Qui inspire qui : Retail ou Pharmacie ?

September 26, 2017

Les papiers ne manquent pas sur le sujet et le très bon article de David Paitraud (Le Quotidien du pharmacien n°3374 25/09/2017) confirme ces regards croisés entre retail et officine.

Conseil, qualité, merchandising, expérience clients sont issus des champs sémantiques dans lesquels piochent désormais toutes les filières commerçantes. Mais derrière ces mots se cachent des réalités qui parfois ne sont pas exploitées jusqu’au bout et les effets en deviennent contre-productif.

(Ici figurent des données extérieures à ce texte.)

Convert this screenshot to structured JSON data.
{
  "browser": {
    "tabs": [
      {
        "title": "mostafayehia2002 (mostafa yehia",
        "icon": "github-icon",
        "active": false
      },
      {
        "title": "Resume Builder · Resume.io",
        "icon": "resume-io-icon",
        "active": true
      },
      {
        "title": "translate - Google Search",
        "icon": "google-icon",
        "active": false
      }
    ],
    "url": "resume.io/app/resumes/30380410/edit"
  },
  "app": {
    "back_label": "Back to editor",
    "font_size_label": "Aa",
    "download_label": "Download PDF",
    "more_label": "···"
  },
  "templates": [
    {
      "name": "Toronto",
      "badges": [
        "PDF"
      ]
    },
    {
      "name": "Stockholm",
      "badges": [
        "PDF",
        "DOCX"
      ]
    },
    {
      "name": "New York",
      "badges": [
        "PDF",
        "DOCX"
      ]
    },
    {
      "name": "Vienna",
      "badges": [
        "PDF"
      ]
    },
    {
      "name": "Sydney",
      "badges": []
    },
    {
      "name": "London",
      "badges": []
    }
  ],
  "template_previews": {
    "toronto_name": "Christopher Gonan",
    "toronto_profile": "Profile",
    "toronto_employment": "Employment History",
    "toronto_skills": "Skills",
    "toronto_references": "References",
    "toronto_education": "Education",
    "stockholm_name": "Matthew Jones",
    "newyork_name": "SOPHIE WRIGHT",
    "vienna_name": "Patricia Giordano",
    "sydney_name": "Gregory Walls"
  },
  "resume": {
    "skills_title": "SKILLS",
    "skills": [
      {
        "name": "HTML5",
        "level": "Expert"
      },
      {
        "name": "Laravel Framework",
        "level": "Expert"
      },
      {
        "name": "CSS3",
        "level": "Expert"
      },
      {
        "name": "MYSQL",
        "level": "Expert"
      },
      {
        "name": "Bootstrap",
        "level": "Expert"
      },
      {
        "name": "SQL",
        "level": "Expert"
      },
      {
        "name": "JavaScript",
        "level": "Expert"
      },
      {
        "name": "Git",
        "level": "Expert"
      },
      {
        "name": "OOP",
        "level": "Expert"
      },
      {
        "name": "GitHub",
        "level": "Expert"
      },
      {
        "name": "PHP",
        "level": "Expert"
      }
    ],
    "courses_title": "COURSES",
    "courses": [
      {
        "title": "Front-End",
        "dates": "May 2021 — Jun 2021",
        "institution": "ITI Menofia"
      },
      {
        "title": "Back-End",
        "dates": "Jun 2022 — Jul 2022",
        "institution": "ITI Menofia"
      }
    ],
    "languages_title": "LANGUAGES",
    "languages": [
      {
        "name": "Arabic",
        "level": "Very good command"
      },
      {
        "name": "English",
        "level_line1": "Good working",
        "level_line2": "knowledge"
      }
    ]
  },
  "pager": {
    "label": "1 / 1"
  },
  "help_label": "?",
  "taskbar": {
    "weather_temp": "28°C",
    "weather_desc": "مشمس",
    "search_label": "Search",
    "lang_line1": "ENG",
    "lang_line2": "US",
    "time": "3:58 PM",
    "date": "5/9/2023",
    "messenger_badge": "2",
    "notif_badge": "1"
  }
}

Prenons l’exemple du merchandising : dans son acception la plus étendue,  le mot s’est vu diminué des 2/3 de son sens initial. Lorsqu’on interroge les pharmaciens ou autres commerçants sur sa signification, c’est très souvent la partie visible de cette brique du marketing du point de vente qui est citée, à savoir tout ce qui relève du merchandising de séduction (cf. Les 3 piliers du merchandising). Il ne suffit pas de faire du beau pour que cela soit efficace !

 

Pour rendre ses lettres de noblesse au merchandising, il faut donc considérer tout ce qu’englobe le terme :

  • l’optimisation de l’assortiment : il dépend avant tout du positionnement que l’officine choisit de tenir pour répondre aux attentes de sa clientèle. Il n’existe de facto aucun assortiment type car chaque pharmacie est unique.  En opérant des choix stratégiques éclairés par les conseils avisés de category manager, chaque officine peut affirmer et défendre sa singularité.

  • l’optimisation de l’allocation d’espace par produit et marques : l’implantation des linéaires ne relève pas d’une approche approximative.  En analysant les ventes sur les 12 mois écoulés et en confrontant ces résultats aux choix d’assortiment ainsi qu’aux tendances marché on constate que l’optimisation de la rentabilité linéaire ne se fait pas au « doigt mouillé ». Certaines enseignes GMS l’ont compris très rapidement et se sont d’ailleurs approprié les outils qui ont été développés pour la pharmacie (mapping du point de vente)

  • l’aménagement du point de vente et de la circulation : ce terrain de jeu efficacement occupé par les agenceur doit toutefois considérer une suite thématique logique sur le parcours du clients depuis l’extérieur de l’officine jusqu’au comptoir. Il est donc nécessaire de prendre en compte les données d’optimisation d’allocation de l’espace pré-citées.

  • la mise en valeur et la mise en avant des produits : étroitement liées aux réflexions préalables, ces présentations relèvent d’une démarche active et ne sont possibles que si elles sont animées en connaissance de cause par l’ensemble des équipes officinales. La formation professionnelle est un levier qui permet la montée en compétence l’appropriation et l’autonomie en la matière.

  • la communication sur le lieu de vente : elle doit être résolument tournée vers son audience. Elle doit aussi refléter en toute cohérence l’image  souhaitée par l’officine. Il faut penser client !

 

La pharmacie n’est pas en reste en matière de développement et d’optimisation merchandising, mais elle reste encore timide et tarde à s’affirmer dans ce domaine. Elle représente un laboratoire d’idées dans lequel le retail, plus réactif, pioche et s’empare des codes pour se les approprier.